Earlier this year, China began to roll out a project that had long been in the works - a digital version of its currency, the yuan, is now being used in four Chinese cities. The Chinese government sees two major potential benefits to the experiment: a tangible challenge to the U.S. dollar’s global ubiquity, and a way to control how Chinese citizens spend their money.
As a government-issued currency, the digital yuan can be manipulated and monitored in a number of ways. Importantly, it is programmable. Writes The Wall Street Journal, “Beijing has tested expiration dates to encourage users to spend it quickly, for times when the economy needs a jump start.”
Central banks are monetary central planners, and the many criticisms that apply to central planning in every other field apply here as well. Their insularity, the blizzard of information they face, and political manipulation result in a preponderance of erroneous, ineffective, or late policy choices, all of which bring about unintended consequences.
At times, those unintended consequences become new crises, which demand further policy intervention. Given this inevitability, any expansion of policy armamentaria should be viewed with deep concern. This is true of China’s digital yuan, the Wörgl experiment, and any number of other unconventional monetary policy tools in use now or in the future.

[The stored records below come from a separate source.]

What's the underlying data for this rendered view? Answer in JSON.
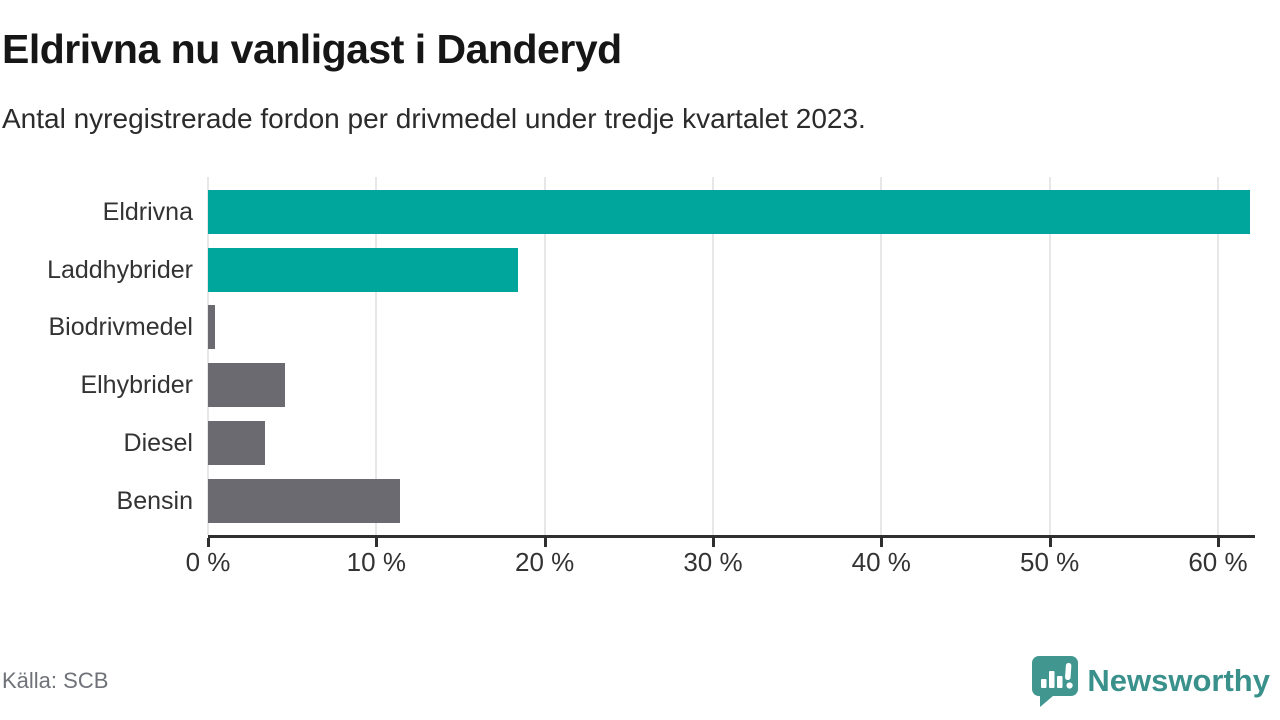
{
  "chart_data": {
    "type": "bar",
    "orientation": "horizontal",
    "title": "Eldrivna nu vanligast i Danderyd",
    "subtitle": "Antal nyregistrerade fordon per drivmedel under tredje kvartalet 2023.",
    "categories": [
      "Eldrivna",
      "Laddhybrider",
      "Biodrivmedel",
      "Elhybrider",
      "Diesel",
      "Bensin"
    ],
    "values": [
      61.9,
      18.4,
      0.4,
      4.6,
      3.4,
      11.4
    ],
    "unit": "%",
    "xlim": [
      0,
      62.2
    ],
    "x_ticks": [
      0,
      10,
      20,
      30,
      40,
      50,
      60
    ],
    "x_tick_labels": [
      "0 %",
      "10 %",
      "20 %",
      "30 %",
      "40 %",
      "50 %",
      "60 %"
    ],
    "highlighted_categories": [
      "Eldrivna",
      "Laddhybrider"
    ],
    "colors": {
      "highlight": "#00a69c",
      "default": "#6a6a70"
    },
    "grid": "vertical-gridlines",
    "legend": false
  },
  "footer": {
    "source": "Källa: SCB",
    "logo_text": "Newsworthy",
    "logo_color": "#3a918c",
    "logo_icon_color": "#41968f"
  }
}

Could a demurrage feature of a programmable digital currency, nominally designed to spur consumption and increase monetary velocity, not ultimately become a broad punitive instrument? It could serve as an intermediate form of a fine for misdemeanors or other legal sanctions: Rather than forfeiting a lump sum, a violator’s account balance could be rigged for an accelerated loss of purchasing power. The argument in support of such a measure may well be that it punishes wrongdoers virtuously, afflicting the health of their bank balance whilst “supporting the economy” or “fostering economic growth.”